Come sceglie programmi così diversific­ati e coraggiosi?

«Nei repertori che eseguo ci sono sempre tutto il mio cuore e la mia anima. Non ho mai messo in programma qualcosa in cui io non creda profondame­nte».

Mai successo che un teatro le abbia detto «questo forse meglio di no...»?

«No. Le mie idee sui programmi nascono dalla fiducia e dalle relazioni che ho con le orchestre, con il pubblico e con chi organizza. Sanno che c’è sempre un perché se propongo qualcosa, si tratti di musica antica o di contempora­nea».

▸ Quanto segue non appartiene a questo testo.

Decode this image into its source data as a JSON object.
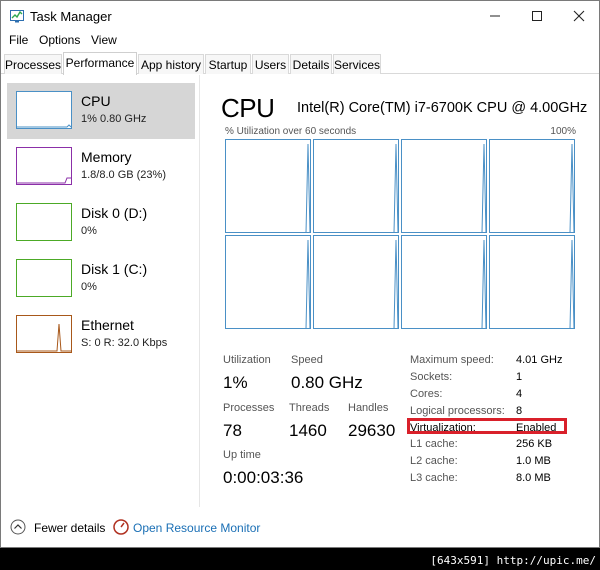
{
  "window": {
    "title": "Task Manager"
  },
  "menu": [
    "File",
    "Options",
    "View"
  ],
  "tabs": [
    "Processes",
    "Performance",
    "App history",
    "Startup",
    "Users",
    "Details",
    "Services"
  ],
  "active_tab": "Performance",
  "sidebar": [
    {
      "name": "CPU",
      "sub": "1% 0.80 GHz",
      "color": "#4a90c6"
    },
    {
      "name": "Memory",
      "sub": "1.8/8.0 GB (23%)",
      "color": "#8b2fa8"
    },
    {
      "name": "Disk 0 (D:)",
      "sub": "0%",
      "color": "#4caa26"
    },
    {
      "name": "Disk 1 (C:)",
      "sub": "0%",
      "color": "#4caa26"
    },
    {
      "name": "Ethernet",
      "sub": "S: 0 R: 32.0 Kbps",
      "color": "#a8581a"
    }
  ],
  "main": {
    "title": "CPU",
    "cpu_name": "Intel(R) Core(TM) i7-6700K CPU @ 4.00GHz",
    "graph_label": "% Utilization over 60 seconds",
    "graph_max": "100%",
    "stats": {
      "utilization_label": "Utilization",
      "utilization": "1%",
      "speed_label": "Speed",
      "speed": "0.80 GHz",
      "processes_label": "Processes",
      "processes": "78",
      "threads_label": "Threads",
      "threads": "1460",
      "handles_label": "Handles",
      "handles": "29630",
      "uptime_label": "Up time",
      "uptime": "0:00:03:36"
    },
    "details": [
      {
        "label": "Maximum speed:",
        "value": "4.01 GHz"
      },
      {
        "label": "Sockets:",
        "value": "1"
      },
      {
        "label": "Cores:",
        "value": "4"
      },
      {
        "label": "Logical processors:",
        "value": "8"
      },
      {
        "label": "Virtualization:",
        "value": "Enabled"
      },
      {
        "label": "L1 cache:",
        "value": "256 KB"
      },
      {
        "label": "L2 cache:",
        "value": "1.0 MB"
      },
      {
        "label": "L3 cache:",
        "value": "8.0 MB"
      }
    ]
  },
  "footer": {
    "fewer_details": "Fewer details",
    "open_monitor": "Open Resource Monitor"
  },
  "caption": "[643x591] http://upic.me/",
  "colors": {
    "cpu": "#4a90c6",
    "highlight": "#d9202a",
    "link": "#1a6fb5"
  }
}
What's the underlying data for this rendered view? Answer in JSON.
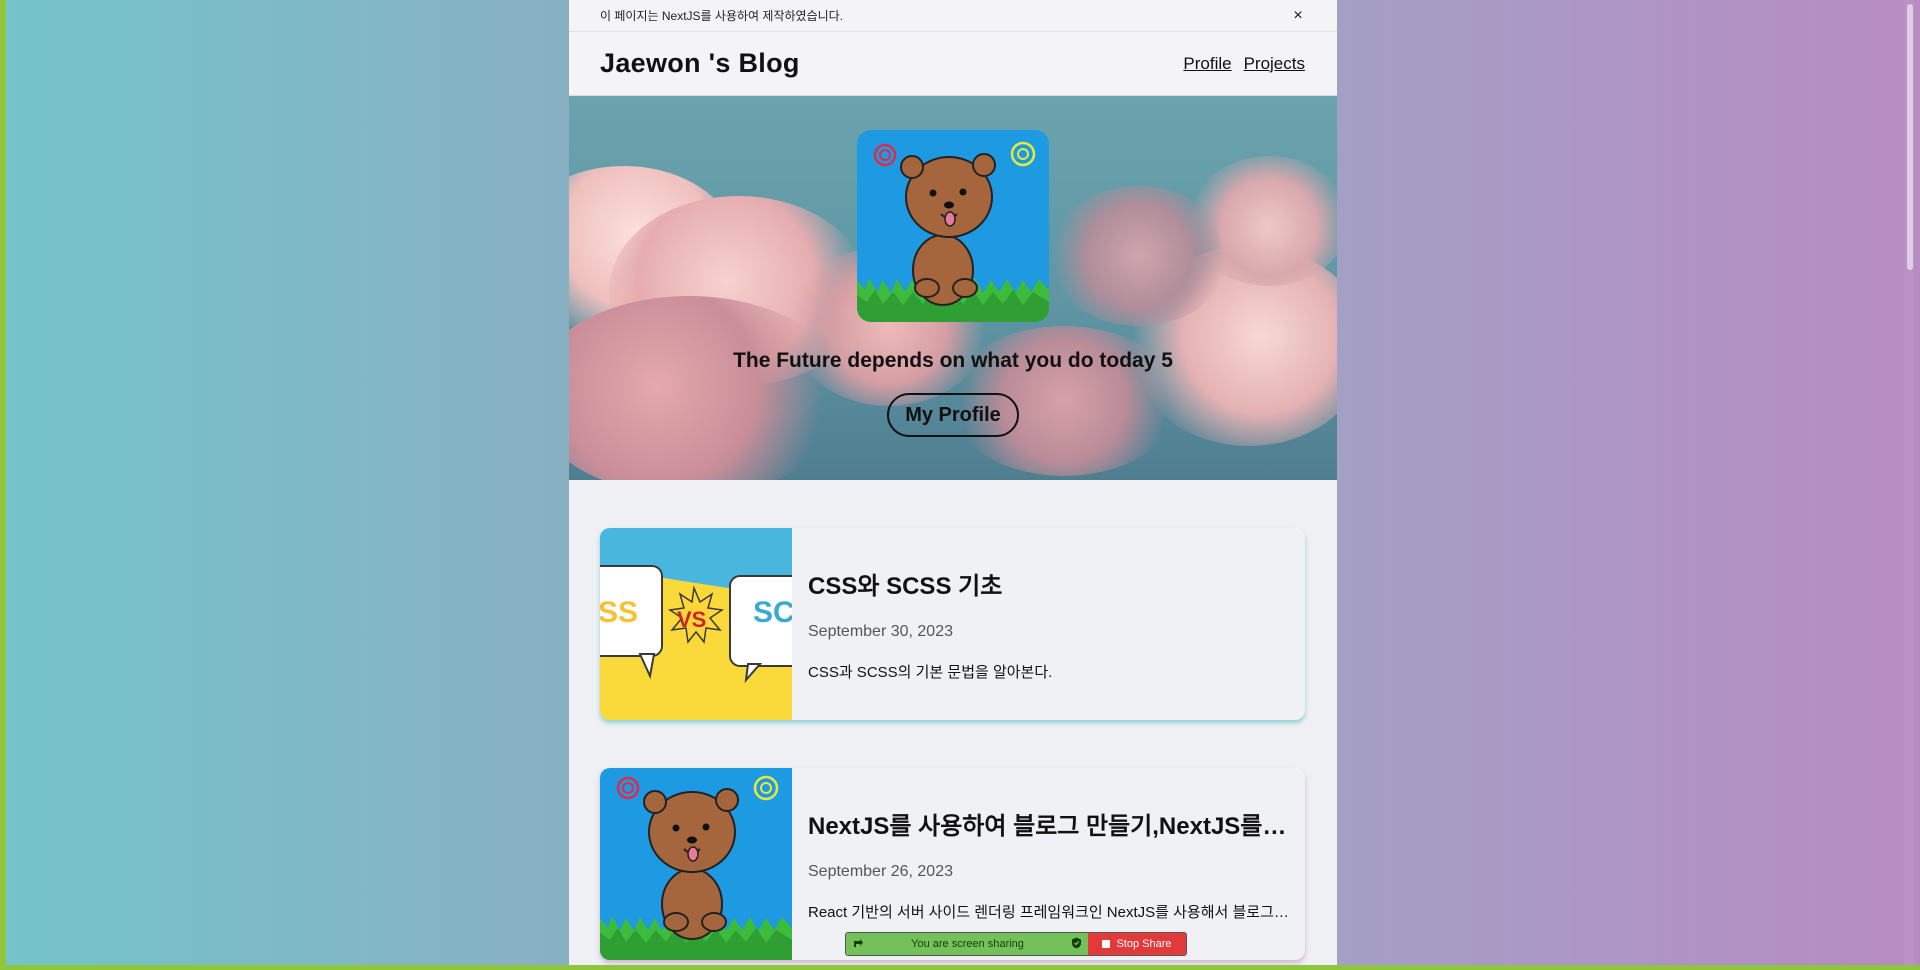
{
  "notice": {
    "text": "이 페이지는 NextJS를 사용하여 제작하였습니다.",
    "close_glyph": "×"
  },
  "header": {
    "title": "Jaewon 's Blog",
    "nav": [
      "Profile",
      "Projects"
    ]
  },
  "hero": {
    "tagline": "The Future depends on what you do today 5",
    "button_label": "My Profile"
  },
  "thumb1": {
    "left": "SS",
    "center": "VS",
    "right": "SC"
  },
  "posts": [
    {
      "title": "CSS와 SCSS 기초",
      "date": "September 30, 2023",
      "description": "CSS과 SCSS의 기본 문법을 알아본다."
    },
    {
      "title": "NextJS를 사용하여 블로그 만들기,NextJS를 사용하여 블로그 만들기",
      "date": "September 26, 2023",
      "description": "React 기반의 서버 사이드 렌더링 프레임워크인 NextJS를 사용해서 블로그를 만들어본다."
    }
  ],
  "share_bar": {
    "status_text": "You are screen sharing",
    "stop_label": "Stop Share"
  },
  "colors": {
    "avatar_bg": "#1d9ae2",
    "share_green": "#74c15a",
    "share_red": "#e23a3a",
    "frame_green": "#8fc73c"
  },
  "icons": [
    "close-icon",
    "bear-illustration",
    "share-icon",
    "shield-icon",
    "stop-icon"
  ]
}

Parliamo allora, per rimanere in tema, dei tre concerti che terrà alla guida dell’Orchestra di Santa Cecilia a Roma, dal 18 al 20 aprile. Su musiche di Franz Joseph Haydn, Kurt Weill, Aaron Copland, Jacques Offenbach. Qual è il collante fra autori così distanti fra loro?

«I brani, legati tutti a un’idea di teatro. Il pezzo di Copland, Music for the Theatre, potrebbe dare il titolo al concerto».

Può provare a descrivere il brano?

«È musica dove dentro c’è di tutto: operetta, canzoni per bambini e molto jazz che il compositor­e americano assimilò quando studiava a Parigi con Nadia Boulanger (1887-1979, tra i docenti più influenti del Novecento, ndr). Music for the Theatre è stata la sua prima commission­e: gli arrivò dalla Boston Symphony Orchestra e da Serge Koussevitz­ky».

Lei guarda anche dietro la partitura.

«Per capire meglio, è importante conoscere la storia di ogni brano e provare a trasmetter­la a chi esegue e a chi ascolta». A Roma dirigerà, ma canterà anche. «Dopo la Sinfonia numero 90 di Haydn, un autore che ha sempre composto pensando alla voce umana, e dopo la Gaîté Parisienne di Jacques Offenbach, canterò due pezzi di Kurt Weill».

Preferisce il Weill europeo delle collaboraz­ioni con Bertolt Brecht o quello successivo, che si stabilì in America fuggendo dal nazismo?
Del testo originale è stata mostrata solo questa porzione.